When I right-click a file in Ubuntu and say “Open in gedit” or “Open in bluefish” or whatever, if I don’t have rights to edit that file, I don’t want it to open it read-only. Instead, I want it to say “You don’t have rights to edit this file? Open it read-only or edit it as root?” and then, if I pick “edit it as root“, do “gksudo “, so that I can edit it and don’t have to drop to a command line to do it.
How can I do this? The only way I can think of doing it is to change all my “open this file with this application” things so that, instead of opening the file in the app, it opens them with a little zenity shell script that does what I want.

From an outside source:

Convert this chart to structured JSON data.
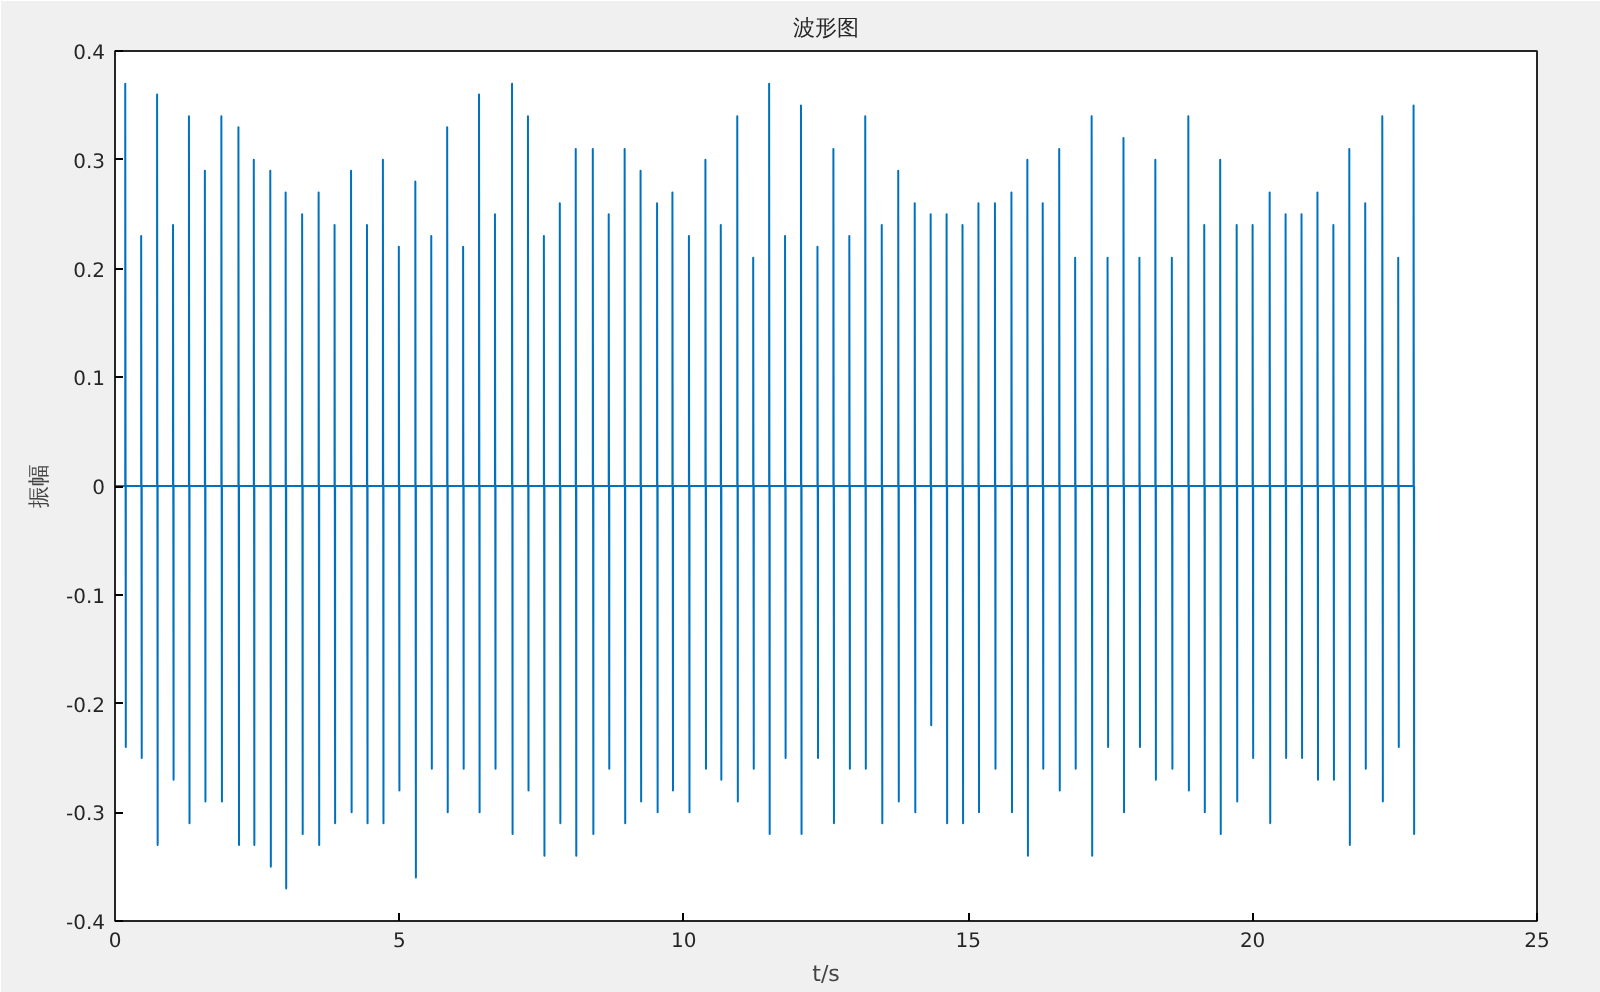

That’s a massive pain in the arse to do. The problem is that you can’t hack Nautilus to do this for you,. because it doesn’t want to happen with applications that aren’t editors. Suggestions, anyone?

Comments

Senji

Is it possible to do something along the lines of sticking a shim higher up on the PATH with the same name and tricking Nautilus into doing the right thing as a result?

who_me

Downlod KDE, then visit kde-look.org and obtain their “run as/open as/edit as” root service extensions. This gives you the above as part of a right click.

That wasn’t really helpful, sorry.

sil

sigh
I could do it myself by adding a script option to every file, but I don’t want to have to select myself whether to edit it as root or not. I want it to give me the option if it needs to, and not give me the option otherwise, not put a separate “edit this as…” option on everything’s menu.

Senji: I could do that, but then I’d have to have a shim per potential editor I wanted to use, which is nearly the same thing as writing a little shell script to do it and making that the edit action…

PeteG

Better yet, open it read only (maybe with a subtle warning flag) and then ask for root password if changes are made.

sil

PeteG: but that means hacking every potential editor. While I agree that your way is the best for usability, it’s also really hard to do, because applications don’t all save files by calling some OS save() function which I could change.

Jonas

Perhaps this may help:

http://ubuntuforums.org/showthread.php?p=116379

With this launcher it is very easy to open files as root. No hacking required.